The ambiguity adds to the potency of such a play, where the audience can experience these characters and decide in the end: who did you identify with? Who is the most villainous? Who is to blame?
“My feeling is that you root for the antiheroes much more than the good guys in these plays,” O’Berski said. “So, while [Women Beware Women] may be set up as seemingly a morality play, it ends up being more of an anti-morality play. You might come to a terrible ending, but it’s really fun to watch these characters behave horribly and go out in a blaze of glory.”
One striking feature of the play is its cast of all-female Duke students. Originally, the play was not an all-female production, but during casting O’Berski was inspired by the female students auditioning for the play. “I’m just really interested in the strength of women and the sense that there are no prescribed roles for women anymore. It’s just all bets are off,” O’Berski said.

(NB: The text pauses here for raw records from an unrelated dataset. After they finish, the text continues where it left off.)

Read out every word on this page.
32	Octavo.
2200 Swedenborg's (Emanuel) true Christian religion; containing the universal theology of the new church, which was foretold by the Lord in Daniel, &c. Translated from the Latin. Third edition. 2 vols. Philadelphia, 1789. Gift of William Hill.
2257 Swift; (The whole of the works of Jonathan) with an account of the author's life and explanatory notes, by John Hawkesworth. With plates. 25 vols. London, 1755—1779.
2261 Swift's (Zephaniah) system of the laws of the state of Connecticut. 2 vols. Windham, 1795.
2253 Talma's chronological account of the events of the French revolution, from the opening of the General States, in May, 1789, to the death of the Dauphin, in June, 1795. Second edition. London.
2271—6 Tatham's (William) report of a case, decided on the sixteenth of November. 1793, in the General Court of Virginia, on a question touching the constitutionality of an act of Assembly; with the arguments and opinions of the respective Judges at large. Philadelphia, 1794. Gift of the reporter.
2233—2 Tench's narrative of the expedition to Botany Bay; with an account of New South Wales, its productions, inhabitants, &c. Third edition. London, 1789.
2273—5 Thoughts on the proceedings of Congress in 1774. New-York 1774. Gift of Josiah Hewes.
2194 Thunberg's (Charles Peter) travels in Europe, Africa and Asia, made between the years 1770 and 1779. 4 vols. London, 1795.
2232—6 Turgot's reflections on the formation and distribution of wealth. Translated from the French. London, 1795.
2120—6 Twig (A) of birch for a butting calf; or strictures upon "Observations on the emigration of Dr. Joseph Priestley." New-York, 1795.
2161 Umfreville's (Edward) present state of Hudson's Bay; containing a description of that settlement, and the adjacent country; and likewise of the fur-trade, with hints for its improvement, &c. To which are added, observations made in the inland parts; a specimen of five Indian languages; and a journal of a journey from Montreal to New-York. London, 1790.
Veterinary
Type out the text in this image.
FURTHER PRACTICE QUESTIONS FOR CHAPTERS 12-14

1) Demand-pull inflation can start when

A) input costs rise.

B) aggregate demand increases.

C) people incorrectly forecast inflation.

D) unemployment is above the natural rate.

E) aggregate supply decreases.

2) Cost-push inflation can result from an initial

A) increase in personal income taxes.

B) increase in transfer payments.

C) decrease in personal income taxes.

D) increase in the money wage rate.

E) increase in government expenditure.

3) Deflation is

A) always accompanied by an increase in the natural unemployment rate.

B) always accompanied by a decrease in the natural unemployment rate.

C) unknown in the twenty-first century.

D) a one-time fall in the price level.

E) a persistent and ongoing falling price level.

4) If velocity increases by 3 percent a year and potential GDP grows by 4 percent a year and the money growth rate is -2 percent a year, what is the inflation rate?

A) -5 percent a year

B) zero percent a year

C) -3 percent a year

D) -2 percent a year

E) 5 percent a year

The actresses had substantial control in deciding how to portray their characters in a modern setting. They chose how their character looked, their backstory and most interestingly their sex, gender and sexual orientation. As a result, some actresses still portray the original male characters, while others take liberties in changing their genders. For example, The Duke has become The Duchess; moreover, one character is gender-neutral.
Part of Women Beware Women’s impact is how the all-female cast changes the dynamics of the play’s relationships—ones deeply concerned with sexual desire and love. The gender distinctions, or lack thereof, will challenge the viewers to resist conventions and consider human relationships outside of society’s constructs of sexuality.
“At the start, the audience will want to pin labels on the characters by what they know—lesbian, bi, masculine, feminine, butch, femme, bitch, lady, etc.,” Goodson said. “However, pretty soon into the play, these labels just don’t matter. They can’t matter. Our actions are unrelated to our gender or sex or our sexual orientation.”
Through this reworking of Middleton, O’Berski’s cast and crew encourage a discourse by presenting emotional extremes through questionable characters. From the terrifying alternate ending to the cast selection, O’Berski has crafted an uncanny experience, a world that could easily become our own.
“We’ve created a new world where women can get married openly without ridicule, but it’s also far from an ideal world. It’s still a world that has corrupt and twisted people in it,” said Alyssa Wong, a senior playing The Duchess. “Middleton writes about corruption and [the violent aftermath of love], and you get aspects of both in this play. Love is powerful and pure and destructive and poisonous at the same time, which can be appealing.”
Women Beware Women runs in Sheafer Theater from Nov. 8-10 and 15-17 at 8 p.m. and Nov. 11 and 18 at 2 p.m. Tickets are $5 for students.